Monday, January 4, 2016

Cash Conscious Pot Roast

I'm really not into recipe blogging (though I like reading them), but every once in a while I make something that is different enough from the recipe that inspired me that I know I won't be able to repeat it without writing it down. And, oh my gosh, this was such a delicious and affordable dinner so it is getting written down right away! My inspiration was from this youtube video but I changed it up enough that I won't remember the details. Steven got me a Crofton (Aldi brand) enameled dutch oven for Christmas so I've been trying out new recipes. This, by far, was my favorite. I'm sure you could make it in a crockpot pretty easily, but I can't promise it'll be as amazing.


Cash Conscious Pot Roast

3 lb pork roast
olive oil
salt and pepper to season
1 yellow onion
1 lb bag of carrots
2 medium sized potatoes 
1-2 cloves garlic (I used minced in the glass jar)
beer of your choice (I used a porter)
broth or stock of your choice (I had chicken stock on hand)

Season your pork roast with salt and pepper.

Add enough oil to the bottom of the dutch oven to cover it and heat the oil on medium. 

When it's nice and hot, use tongs to put your roast in and brown all sides. This step probably took me about 10 minutes. Cut up your veggies into large pieces while you're waiting.

Put the pork roast on a plate and put the veggies in to saute. Add the garlic. 

Place the pork roast back in with the veggies and then add the beer and enough stock to cover 2/3 to 3/4 of the meat. 

Put the dutch oven's lid on and cook at 350 for 2.5 hours, turning the pork roast once. At that point, I tasted the sauce and added a bit more salt.

Let the pork roast sit for 15 minutes. Cut and serve, adding veggies and sauce to the plate.


I love how versatile this dish is.

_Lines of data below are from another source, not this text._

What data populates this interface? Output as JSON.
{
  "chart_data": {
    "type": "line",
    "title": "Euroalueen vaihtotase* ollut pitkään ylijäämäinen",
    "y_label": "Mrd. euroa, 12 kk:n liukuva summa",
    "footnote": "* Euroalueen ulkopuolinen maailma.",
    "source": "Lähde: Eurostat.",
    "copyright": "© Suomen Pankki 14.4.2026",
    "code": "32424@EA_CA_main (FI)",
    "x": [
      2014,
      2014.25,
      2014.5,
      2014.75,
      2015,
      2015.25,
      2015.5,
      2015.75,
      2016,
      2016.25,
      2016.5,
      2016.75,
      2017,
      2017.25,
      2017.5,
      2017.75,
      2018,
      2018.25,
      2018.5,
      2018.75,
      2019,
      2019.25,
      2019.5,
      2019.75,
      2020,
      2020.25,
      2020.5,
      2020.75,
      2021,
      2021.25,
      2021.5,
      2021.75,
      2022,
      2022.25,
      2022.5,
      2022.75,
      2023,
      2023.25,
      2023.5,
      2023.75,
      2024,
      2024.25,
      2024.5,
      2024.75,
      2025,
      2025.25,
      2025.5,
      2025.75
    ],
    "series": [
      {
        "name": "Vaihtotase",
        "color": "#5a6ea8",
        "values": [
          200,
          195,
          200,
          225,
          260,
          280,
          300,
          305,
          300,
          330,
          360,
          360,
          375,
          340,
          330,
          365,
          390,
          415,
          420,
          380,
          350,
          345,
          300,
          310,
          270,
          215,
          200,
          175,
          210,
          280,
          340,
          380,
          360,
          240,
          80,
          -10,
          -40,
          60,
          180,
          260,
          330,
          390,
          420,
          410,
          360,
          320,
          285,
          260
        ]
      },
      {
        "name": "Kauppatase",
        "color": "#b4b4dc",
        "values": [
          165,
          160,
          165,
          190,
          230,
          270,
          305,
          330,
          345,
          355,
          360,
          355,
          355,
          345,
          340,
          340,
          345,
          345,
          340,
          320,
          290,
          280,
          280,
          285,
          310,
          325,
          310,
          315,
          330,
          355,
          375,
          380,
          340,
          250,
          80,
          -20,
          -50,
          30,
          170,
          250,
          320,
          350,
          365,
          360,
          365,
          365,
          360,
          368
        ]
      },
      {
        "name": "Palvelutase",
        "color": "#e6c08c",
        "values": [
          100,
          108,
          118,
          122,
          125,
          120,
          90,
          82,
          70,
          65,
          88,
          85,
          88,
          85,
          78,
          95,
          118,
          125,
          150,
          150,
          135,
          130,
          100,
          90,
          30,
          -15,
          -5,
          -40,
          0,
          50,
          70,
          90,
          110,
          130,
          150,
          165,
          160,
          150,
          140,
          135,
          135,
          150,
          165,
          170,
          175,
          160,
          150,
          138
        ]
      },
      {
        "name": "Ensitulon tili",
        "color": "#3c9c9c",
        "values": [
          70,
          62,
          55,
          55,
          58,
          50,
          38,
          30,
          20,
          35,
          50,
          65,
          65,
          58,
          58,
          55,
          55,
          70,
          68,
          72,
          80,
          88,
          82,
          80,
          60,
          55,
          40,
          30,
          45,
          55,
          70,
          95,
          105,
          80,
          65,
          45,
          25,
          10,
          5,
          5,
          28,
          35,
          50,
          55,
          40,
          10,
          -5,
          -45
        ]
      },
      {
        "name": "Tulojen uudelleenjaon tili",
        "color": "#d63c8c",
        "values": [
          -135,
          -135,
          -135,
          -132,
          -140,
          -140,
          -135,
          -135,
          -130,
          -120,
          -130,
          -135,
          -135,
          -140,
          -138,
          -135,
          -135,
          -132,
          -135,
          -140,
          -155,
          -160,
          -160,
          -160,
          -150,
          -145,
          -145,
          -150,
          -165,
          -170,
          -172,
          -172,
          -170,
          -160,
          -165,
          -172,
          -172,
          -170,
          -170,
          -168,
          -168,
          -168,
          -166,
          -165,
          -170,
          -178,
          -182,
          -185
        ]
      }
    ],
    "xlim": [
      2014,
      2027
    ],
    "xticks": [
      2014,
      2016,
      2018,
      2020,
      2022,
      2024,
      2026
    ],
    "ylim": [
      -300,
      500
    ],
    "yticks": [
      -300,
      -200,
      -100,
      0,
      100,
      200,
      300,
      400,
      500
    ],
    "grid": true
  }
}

I basically combined two different recipes with what I had on hand and it was so delicious that I think it's probably a very forgiving meal based on what you've got available. The original recipe used mushrooms and onions. We don't eat mushrooms so I picked what we like. I am guessing there are quite a few veggies that would work well. The meat was tender, the sauce was delicious, and the veggies were cooked to perfection. I put it all on the plate, drizzled sauce over it, and served it with a fluffy dinner roll. We ended up having enough meat and veggies leftover to have it another night this week, plus I froze enough meat for a post baby meal for 2. Cheap, fairly easy, and a tasty meal! Thankfully Felicity was performing the rare act of entertaining herself while I was doing the chopping and browning, but none of that took very long and, once it was in the oven I had 2.5 hours to do whatever I wanted while supper cooked! When I was done packing up the leftovers, I had enough sauce to fill a mason jar. I'll put that in the freezer and we'll use it for something like cooking rice.... yum. We will definitely be making this again!